Still Here Brewing Collective
“The beer is a mosaic of Colorado farmers, scientists, brewers and nerds who just care,” says O’Connor. It can be described as bone-dry, with a bold, expressive yeast that throws off flavors of strawberry, bubble gum and light pepper. It’s hopped with Saaz hops, lending a spicy, earthy depth beyond the yeast-forward expression.
O’Connor, along with Seedstock Brewery co-owner Adam McIlvenna, was discussing the idea of a saison. “I said that it’d be nice to make beers that we miss,” says McIlvenna. “We asked, who else do you think would want to make a saison? Then it snowballed.”
The two decided to reach out to other breweries to see who might be interested in joining. “Everyone kept saying yes,” O’Connor recalls. “Nobody said no.” The idea quickly grew, and “I was like, oh no, I’m going to have to do a double batch of this beer.”

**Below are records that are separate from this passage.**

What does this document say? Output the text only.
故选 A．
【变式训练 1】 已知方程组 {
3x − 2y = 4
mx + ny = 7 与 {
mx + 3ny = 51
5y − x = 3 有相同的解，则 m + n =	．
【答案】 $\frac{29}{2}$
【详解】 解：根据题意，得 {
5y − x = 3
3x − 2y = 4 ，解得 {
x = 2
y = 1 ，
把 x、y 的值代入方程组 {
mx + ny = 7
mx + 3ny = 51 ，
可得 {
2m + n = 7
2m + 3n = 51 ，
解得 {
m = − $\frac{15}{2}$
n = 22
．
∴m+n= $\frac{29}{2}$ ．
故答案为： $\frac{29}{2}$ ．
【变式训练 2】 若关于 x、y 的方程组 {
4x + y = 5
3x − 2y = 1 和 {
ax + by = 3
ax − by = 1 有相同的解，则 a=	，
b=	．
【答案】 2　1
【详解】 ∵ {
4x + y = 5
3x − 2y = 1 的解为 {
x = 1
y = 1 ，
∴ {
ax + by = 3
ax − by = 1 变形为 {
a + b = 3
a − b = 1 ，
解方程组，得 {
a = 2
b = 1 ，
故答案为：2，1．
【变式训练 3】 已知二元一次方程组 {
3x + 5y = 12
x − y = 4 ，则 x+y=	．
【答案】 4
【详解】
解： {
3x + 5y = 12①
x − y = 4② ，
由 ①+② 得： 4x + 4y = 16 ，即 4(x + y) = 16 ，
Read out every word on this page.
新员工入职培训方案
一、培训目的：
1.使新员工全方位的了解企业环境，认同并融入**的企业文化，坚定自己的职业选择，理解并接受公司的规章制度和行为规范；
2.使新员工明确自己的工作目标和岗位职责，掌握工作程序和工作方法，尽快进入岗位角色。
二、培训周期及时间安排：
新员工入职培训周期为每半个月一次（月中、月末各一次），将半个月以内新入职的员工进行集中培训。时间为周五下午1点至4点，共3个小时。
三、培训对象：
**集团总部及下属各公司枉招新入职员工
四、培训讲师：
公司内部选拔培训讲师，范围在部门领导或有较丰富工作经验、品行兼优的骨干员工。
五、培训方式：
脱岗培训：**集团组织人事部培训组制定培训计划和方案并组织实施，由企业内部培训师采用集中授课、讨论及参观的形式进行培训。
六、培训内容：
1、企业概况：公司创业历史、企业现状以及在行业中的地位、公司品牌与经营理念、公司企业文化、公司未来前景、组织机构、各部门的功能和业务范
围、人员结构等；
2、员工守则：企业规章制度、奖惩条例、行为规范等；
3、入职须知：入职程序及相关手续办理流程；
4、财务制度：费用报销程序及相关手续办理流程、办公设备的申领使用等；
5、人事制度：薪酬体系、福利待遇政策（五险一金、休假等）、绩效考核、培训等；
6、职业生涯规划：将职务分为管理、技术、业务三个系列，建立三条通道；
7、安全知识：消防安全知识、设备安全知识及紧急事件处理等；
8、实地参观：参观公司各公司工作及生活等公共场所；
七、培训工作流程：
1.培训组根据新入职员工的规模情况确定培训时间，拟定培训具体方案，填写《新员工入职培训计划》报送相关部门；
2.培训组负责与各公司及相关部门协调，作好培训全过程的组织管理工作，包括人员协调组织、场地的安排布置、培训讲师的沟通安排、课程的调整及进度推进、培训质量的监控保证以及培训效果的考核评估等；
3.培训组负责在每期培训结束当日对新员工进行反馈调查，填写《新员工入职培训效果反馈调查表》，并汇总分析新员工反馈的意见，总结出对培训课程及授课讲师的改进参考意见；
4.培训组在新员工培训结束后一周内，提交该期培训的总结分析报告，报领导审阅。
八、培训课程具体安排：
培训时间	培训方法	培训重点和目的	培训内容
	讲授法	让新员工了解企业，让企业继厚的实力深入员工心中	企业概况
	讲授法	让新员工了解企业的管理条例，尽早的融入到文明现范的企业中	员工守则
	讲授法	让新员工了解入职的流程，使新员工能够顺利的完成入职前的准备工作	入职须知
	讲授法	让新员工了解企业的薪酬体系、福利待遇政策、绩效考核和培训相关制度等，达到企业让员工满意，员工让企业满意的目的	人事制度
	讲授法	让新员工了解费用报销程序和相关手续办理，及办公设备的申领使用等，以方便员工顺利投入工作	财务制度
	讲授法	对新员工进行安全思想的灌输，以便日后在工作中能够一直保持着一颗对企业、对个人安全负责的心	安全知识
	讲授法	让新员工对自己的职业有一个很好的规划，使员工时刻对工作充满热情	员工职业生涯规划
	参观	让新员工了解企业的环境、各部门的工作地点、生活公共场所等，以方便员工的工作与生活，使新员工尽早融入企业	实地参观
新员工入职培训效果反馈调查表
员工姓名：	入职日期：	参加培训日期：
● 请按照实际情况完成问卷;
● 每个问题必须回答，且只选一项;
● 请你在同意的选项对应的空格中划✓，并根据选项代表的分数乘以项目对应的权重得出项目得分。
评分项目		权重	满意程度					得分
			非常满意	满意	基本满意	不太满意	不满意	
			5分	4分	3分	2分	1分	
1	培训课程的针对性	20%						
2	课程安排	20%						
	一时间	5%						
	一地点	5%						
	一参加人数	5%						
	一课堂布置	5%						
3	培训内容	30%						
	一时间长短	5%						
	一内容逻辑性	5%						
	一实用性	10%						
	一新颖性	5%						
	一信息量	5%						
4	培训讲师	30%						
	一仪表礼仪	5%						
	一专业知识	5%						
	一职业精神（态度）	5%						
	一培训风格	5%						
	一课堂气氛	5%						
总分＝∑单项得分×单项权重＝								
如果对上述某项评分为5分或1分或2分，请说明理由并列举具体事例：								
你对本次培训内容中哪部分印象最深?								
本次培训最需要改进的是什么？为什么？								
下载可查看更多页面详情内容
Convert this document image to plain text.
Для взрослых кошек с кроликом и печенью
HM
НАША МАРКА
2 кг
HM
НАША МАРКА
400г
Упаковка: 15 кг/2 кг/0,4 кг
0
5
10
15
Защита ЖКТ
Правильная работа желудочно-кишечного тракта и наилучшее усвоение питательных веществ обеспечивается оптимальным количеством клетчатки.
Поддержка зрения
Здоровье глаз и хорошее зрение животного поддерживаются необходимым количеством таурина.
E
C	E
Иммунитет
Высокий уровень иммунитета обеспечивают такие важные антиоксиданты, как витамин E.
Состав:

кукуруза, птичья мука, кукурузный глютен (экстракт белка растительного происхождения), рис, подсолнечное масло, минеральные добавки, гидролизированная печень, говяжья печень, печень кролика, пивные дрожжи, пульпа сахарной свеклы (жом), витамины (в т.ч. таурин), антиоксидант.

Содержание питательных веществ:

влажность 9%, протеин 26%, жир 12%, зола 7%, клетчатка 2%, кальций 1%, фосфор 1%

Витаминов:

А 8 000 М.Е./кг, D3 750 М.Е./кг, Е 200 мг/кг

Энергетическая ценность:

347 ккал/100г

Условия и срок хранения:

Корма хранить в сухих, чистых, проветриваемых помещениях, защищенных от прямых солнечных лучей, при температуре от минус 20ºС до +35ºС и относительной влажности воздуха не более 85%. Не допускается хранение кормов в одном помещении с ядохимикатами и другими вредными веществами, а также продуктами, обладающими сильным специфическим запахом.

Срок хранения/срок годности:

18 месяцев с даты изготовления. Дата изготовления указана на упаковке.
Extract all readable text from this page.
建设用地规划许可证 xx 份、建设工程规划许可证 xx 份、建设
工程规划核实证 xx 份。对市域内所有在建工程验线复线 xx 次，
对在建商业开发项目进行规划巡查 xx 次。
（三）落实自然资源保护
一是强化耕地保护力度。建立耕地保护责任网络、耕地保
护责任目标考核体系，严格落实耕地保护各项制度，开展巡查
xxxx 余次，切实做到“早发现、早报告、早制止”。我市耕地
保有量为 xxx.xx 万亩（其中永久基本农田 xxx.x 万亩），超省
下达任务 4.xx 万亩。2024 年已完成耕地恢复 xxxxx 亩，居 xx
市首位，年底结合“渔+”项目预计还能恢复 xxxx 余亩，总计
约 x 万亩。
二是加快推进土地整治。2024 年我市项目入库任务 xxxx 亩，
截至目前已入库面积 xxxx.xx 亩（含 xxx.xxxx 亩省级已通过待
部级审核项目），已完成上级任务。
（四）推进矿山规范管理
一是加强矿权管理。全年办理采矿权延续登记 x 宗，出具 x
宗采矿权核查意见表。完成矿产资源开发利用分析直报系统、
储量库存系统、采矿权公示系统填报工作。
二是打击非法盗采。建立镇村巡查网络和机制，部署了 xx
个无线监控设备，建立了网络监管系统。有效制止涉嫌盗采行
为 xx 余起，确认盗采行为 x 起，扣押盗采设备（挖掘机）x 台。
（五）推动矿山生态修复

Saison will be released on January 10 at Barquentine Brewing, Los Dos Potrillos Cervecería, Barrels & Bottles Brewery, Mad Macks Brewing, Black Shirt Brewing, Milieu Fermentation, Broken Hops Brewing, Prost Brewing, Odell Brewing, Chain Reaction Brewing, Seedstock Brewery, Cheluna Brewing, the Empourium Brewing, Coda Brewing, Westfax Brewing, Full Frame Beer and Zuni Street Brewing.
When O’Connor initially got into beer, he says that there was so much discovery in the scene. “It was amazing,” he recalls. “How do we as curators, as nerds, provide that today?” The group talked over beers at Zuni Street and settled on the ingredients and process.
“Matthew brought us some nice saison to share, and we just passed the empty bottle around, and it was literally person by person, sharing what they would like to see in a saison,” says McIlvenna. “It was impressive sitting with twenty people from the craft brewery world, collectively throwing out thoughts. It came together a lot more simply than I would’ve ever thought.”
While the stakes might not be that high for a single brewery to sell a keg or two of the beer, O’Connor felt an immense pressure to make a beer that represented everyone. “It’s a massive risk for me. I want the beer to be really good,” he says.
As for future batches, both O’Connor and McIlvenna hope that this can become a quarterly project. The next batch will be brewed outside of Zuni Street, at another brewery in the collective. “There are so many cool, smart breweries involved,” says O’Connor. He also hopes for even more breweries to join the group. “If you’re a brewer reading this, reach out.”